Whatever incentive Laura’s “best president” has given her to make her immune from seeing his failings—including the cruel manner in which he has handled the funeral—must be greater than her previous reputation as someone outraged by injustice, who always took the side of the disadvantaged and the weak in any struggle with the powerful.

If my children were to ask me one thing that they must never be in life, my answer, even when woken up from sleep, would be instant: let them never be like Laura Miti.

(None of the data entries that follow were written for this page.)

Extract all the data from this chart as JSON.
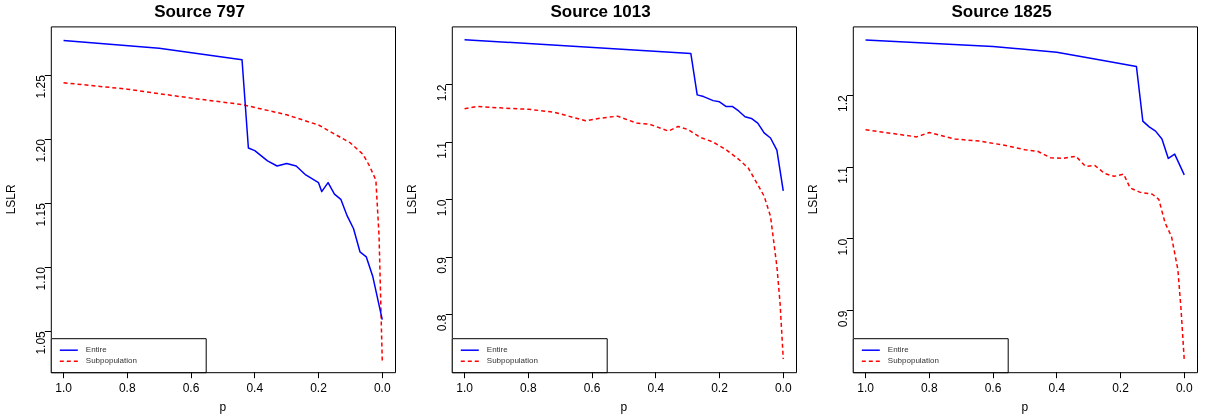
{
  "chart_data": [
    {
      "type": "line",
      "title": "Source 797",
      "xlabel": "p",
      "ylabel": "LSLR",
      "legend": "bottom left",
      "grid": false,
      "marker": "none",
      "xlim": [
        1.04,
        -0.04
      ],
      "xticks": [
        {
          "value": 1,
          "label": "1.0"
        },
        {
          "value": 0.8,
          "label": "0.8"
        },
        {
          "value": 0.6,
          "label": "0.6"
        },
        {
          "value": 0.4,
          "label": "0.4"
        },
        {
          "value": 0.2,
          "label": "0.2"
        },
        {
          "value": 0,
          "label": "0.0"
        }
      ],
      "ylim": [
        1.018,
        1.288
      ],
      "yticks": [
        {
          "value": 1.05,
          "label": "1.05"
        },
        {
          "value": 1.1,
          "label": "1.10"
        },
        {
          "value": 1.15,
          "label": "1.15"
        },
        {
          "value": 1.2,
          "label": "1.20"
        },
        {
          "value": 1.25,
          "label": "1.25"
        }
      ],
      "series": [
        {
          "name": "Entire",
          "color": "#0000ff",
          "line_style": "solid",
          "x": [
            1.0,
            0.7,
            0.44,
            0.42,
            0.4,
            0.36,
            0.33,
            0.3,
            0.27,
            0.24,
            0.2,
            0.19,
            0.17,
            0.15,
            0.13,
            0.11,
            0.09,
            0.07,
            0.05,
            0.03,
            0.0
          ],
          "values": [
            1.277,
            1.271,
            1.262,
            1.193,
            1.191,
            1.183,
            1.179,
            1.181,
            1.179,
            1.172,
            1.166,
            1.159,
            1.166,
            1.157,
            1.153,
            1.14,
            1.13,
            1.112,
            1.108,
            1.093,
            1.059
          ]
        },
        {
          "name": "Subpopulation",
          "color": "#ff0000",
          "line_style": "dashed",
          "x": [
            1.0,
            0.8,
            0.6,
            0.44,
            0.3,
            0.2,
            0.1,
            0.06,
            0.04,
            0.02,
            0.01,
            0.0
          ],
          "values": [
            1.244,
            1.239,
            1.232,
            1.227,
            1.219,
            1.211,
            1.197,
            1.188,
            1.179,
            1.168,
            1.124,
            1.027
          ]
        }
      ]
    },
    {
      "type": "line",
      "title": "Source 1013",
      "xlabel": "p",
      "ylabel": "LSLR",
      "legend": "bottom left",
      "grid": false,
      "marker": "none",
      "xlim": [
        1.04,
        -0.04
      ],
      "xticks": [
        {
          "value": 1,
          "label": "1.0"
        },
        {
          "value": 0.8,
          "label": "0.8"
        },
        {
          "value": 0.6,
          "label": "0.6"
        },
        {
          "value": 0.4,
          "label": "0.4"
        },
        {
          "value": 0.2,
          "label": "0.2"
        },
        {
          "value": 0,
          "label": "0.0"
        }
      ],
      "ylim": [
        0.7,
        1.301
      ],
      "yticks": [
        {
          "value": 0.8,
          "label": "0.8"
        },
        {
          "value": 0.9,
          "label": "0.9"
        },
        {
          "value": 1.0,
          "label": "1.0"
        },
        {
          "value": 1.1,
          "label": "1.1"
        },
        {
          "value": 1.2,
          "label": "1.2"
        }
      ],
      "series": [
        {
          "name": "Entire",
          "color": "#0000ff",
          "line_style": "solid",
          "x": [
            1.0,
            0.29,
            0.27,
            0.25,
            0.22,
            0.2,
            0.18,
            0.16,
            0.14,
            0.12,
            0.1,
            0.08,
            0.06,
            0.04,
            0.02,
            0.0
          ],
          "values": [
            1.278,
            1.254,
            1.182,
            1.179,
            1.172,
            1.17,
            1.162,
            1.162,
            1.154,
            1.144,
            1.141,
            1.133,
            1.116,
            1.107,
            1.086,
            1.015
          ]
        },
        {
          "name": "Subpopulation",
          "color": "#ff0000",
          "line_style": "dashed",
          "x": [
            1.0,
            0.96,
            0.88,
            0.8,
            0.72,
            0.66,
            0.62,
            0.58,
            0.52,
            0.46,
            0.42,
            0.36,
            0.33,
            0.3,
            0.26,
            0.22,
            0.18,
            0.14,
            0.11,
            0.08,
            0.06,
            0.04,
            0.02,
            0.01,
            0.0
          ],
          "values": [
            1.158,
            1.162,
            1.159,
            1.157,
            1.152,
            1.143,
            1.137,
            1.141,
            1.145,
            1.133,
            1.131,
            1.119,
            1.127,
            1.122,
            1.108,
            1.1,
            1.087,
            1.07,
            1.055,
            1.026,
            1.006,
            0.971,
            0.884,
            0.82,
            0.723
          ]
        }
      ]
    },
    {
      "type": "line",
      "title": "Source 1825",
      "xlabel": "p",
      "ylabel": "LSLR",
      "legend": "bottom left",
      "grid": false,
      "marker": "none",
      "xlim": [
        1.04,
        -0.04
      ],
      "xticks": [
        {
          "value": 1,
          "label": "1.0"
        },
        {
          "value": 0.8,
          "label": "0.8"
        },
        {
          "value": 0.6,
          "label": "0.6"
        },
        {
          "value": 0.4,
          "label": "0.4"
        },
        {
          "value": 0.2,
          "label": "0.2"
        },
        {
          "value": 0,
          "label": "0.0"
        }
      ],
      "ylim": [
        0.814,
        1.296
      ],
      "yticks": [
        {
          "value": 0.9,
          "label": "0.9"
        },
        {
          "value": 1.0,
          "label": "1.0"
        },
        {
          "value": 1.1,
          "label": "1.1"
        },
        {
          "value": 1.2,
          "label": "1.2"
        }
      ],
      "series": [
        {
          "name": "Entire",
          "color": "#0000ff",
          "line_style": "solid",
          "x": [
            1.0,
            0.6,
            0.4,
            0.25,
            0.15,
            0.13,
            0.11,
            0.09,
            0.07,
            0.05,
            0.03,
            0.0
          ],
          "values": [
            1.277,
            1.268,
            1.26,
            1.248,
            1.24,
            1.164,
            1.156,
            1.15,
            1.139,
            1.112,
            1.118,
            1.089
          ]
        },
        {
          "name": "Subpopulation",
          "color": "#ff0000",
          "line_style": "dashed",
          "x": [
            1.0,
            0.92,
            0.84,
            0.8,
            0.72,
            0.64,
            0.56,
            0.5,
            0.46,
            0.42,
            0.38,
            0.34,
            0.31,
            0.28,
            0.25,
            0.22,
            0.19,
            0.17,
            0.14,
            0.1,
            0.08,
            0.06,
            0.04,
            0.02,
            0.01,
            0.0
          ],
          "values": [
            1.152,
            1.147,
            1.142,
            1.148,
            1.139,
            1.136,
            1.13,
            1.124,
            1.122,
            1.113,
            1.112,
            1.115,
            1.101,
            1.102,
            1.091,
            1.087,
            1.09,
            1.071,
            1.065,
            1.062,
            1.055,
            1.022,
            1.003,
            0.957,
            0.901,
            0.831
          ]
        }
      ]
    }
  ]
}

I weep for the former Laura Miti we have lost to Hichilema. May her praise-singing soul rest in peace.
Amen.
#zambianwhistleblower #ZWB
©️Zambian Whistleblower

10 COMMENTS

  1. Ms. Ketis Ngoma, I would advise you to please stick to your lane. Ms. Laura Miti is above your level, and miles more intelligent than you are. Just continue writing useless and meaningless are articles only worth reading by those who have little intellectual aptitude. Please don’t start battles with people above your level.

  2. Thandiwe Ketiš Ngoma is dead. The impasse on the burial is more to do with cases of proceeds of crime. The family are trying to send e message.

  3. Ms. Laura Miti is way, way above you Ketis Ngoma and please ba Laura donot bother to respond to this “lady”. She is still in a state of mourning after the demise of “aba kasaka ka ndalama”.

    Ms. Miti is far more balanced in her criticism than you, Ketis. Move on, he is not coming back.

  4. If women won’t respect each other in public, who are we to respect them. If we insult them, they say women need respect. If the clergy misbehave and we call them out, then we are wrong.

  5. But Ketis must behave her self,she is gone too far.Sometimes I do doubt if she is existing or some one is doing some impersonation.